— Гау, гау! — говорит человек.
Но пес не отвечает.
— Ты не хочешь, чтобы я тебя увел? — Сын Божий наклоняется, хочет потрепать собаку по загривку. Но Блут опускает голову — низко, до полу. Он не хочет, чтобы к нему прикасались.
— У-гм! — говорит человек.
Но пес не отвечает «у-гм», вместо этого он скулит. Взгляд его глаз, спрятанных в курчавой шерсти, поднимается, смущенный и униженный; он направлен не на Сына Божия, который стоит прямо перед Блутом, но назад, за спину собаки, и уши ее также обращены назад и прижаты к голове, и Блут призывает пустыню, тьму и вечные муки, любой собачий ад, лишь бы в нем не было этого человека.
Сын Божий тащит его за собой, теперь он хочет увести пса.
— Я пришел за тобой! — говорит Сын Божий.
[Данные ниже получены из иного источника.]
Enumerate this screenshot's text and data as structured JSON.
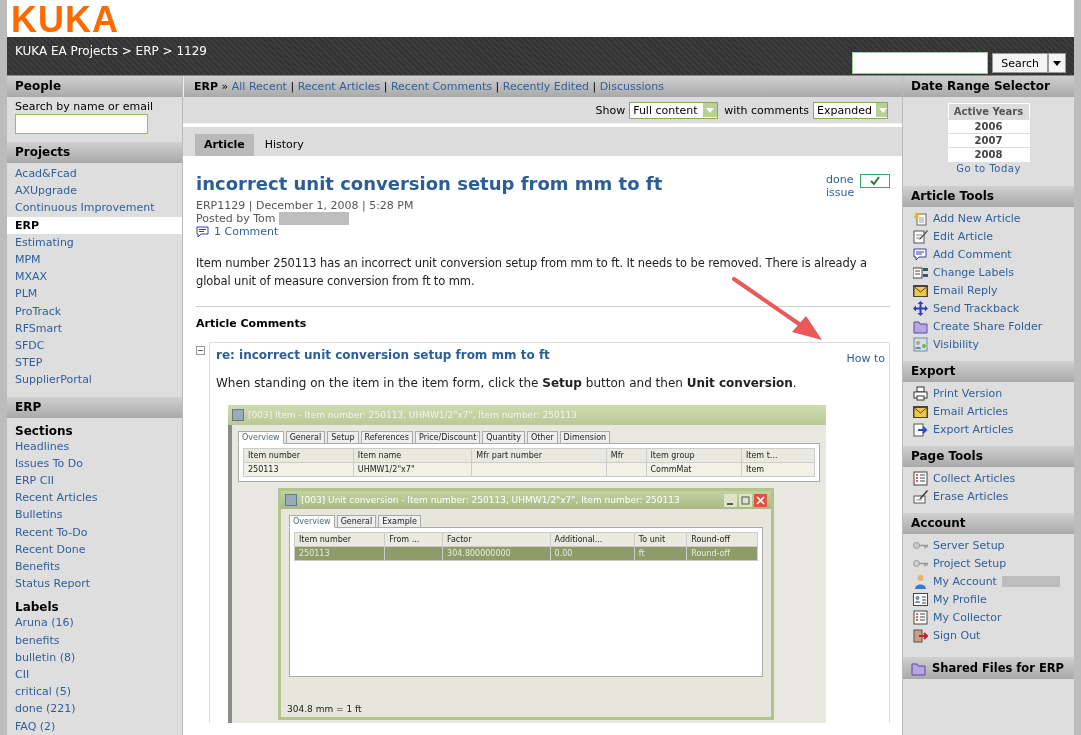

Но собака в отчаянии, она отчаянно скулит, вырывается из рук, убегает под кровать и снова скулит оттуда.
— Странно! — говорит Сын Божий. — Он передумал!
Что все это значит?
Пес Блут знает, что не может уже уйти с Сыном Божиим после того, что сделал. Он больше не может быть собакой человека, другом человека.
Что это значит? Причастен ли он, пес Блут, к людям или не причастен? Принадлежит ли к их миру?
Мне хотелось бы увидеть других: самого Гитлера, к которому пришел бы приставленный к нему Сын Божий, и он понял бы наконец, что творит, и завыл, и убежал бы под кровать скулить. Или любого из немцев Гитлера, из ополченцев Муссолини, из всех, кто наделал дел по всему миру — в Испании и в России, в Греции и во Франции, в Сицилии, в Словении, в Китае и в Ломбардии, кто смеялся над тем, что делал, а теперь бы убежал под кровать скулить. Я хотел бы увидеть Пипино, полковника Джузеппе-Марию, капитана Клемма. Спрятались бы они под кровать? Завыли бы?
Но не в этом ответ, которого мы ищем. Может быть, они и завыли бы. Ведь они собаки. Может быть, они и убежали бы под кровать скулить. Но мы хотим знать другое. Не то, свойственно ли человеку скулить. Но свойственно ли человеку делать то, что делают они, — творить несправедливость.
Свойственно ли это человеку?
Мы хотим знать, свойственно ли человеку делать то, чего мы не станем делать уже потому, что так делают они. И что мы можем сказать о них лишь по виду, не испытав того, что испытывают они? Можем ли мы знать об этом что-нибудь?
Но ведь и на нашей стороне есть люди, о которых мы судим лишь по виду.
Например, Эль-Пасо. Мы рассказываем о нем, но из всего, о чем мы говорим, ничто не испытано нами, не вошло в нас: мы лишь видим и говорим. Мы можем потешаться над тем, что он делает.
Ведь потешается же Гракко, который говорит о нем: «Посмотришь, что за тип!» Но он не может ничего сказать о том, что у него в душе, хотя может сказать это об Орацио и Метастазио, о Фоппе и Шипионе, о Барке Тартаро, о каждом простом и мирном человеке. Никто из нас не может сказать о нем то же, что мог бы сказать о самом себе.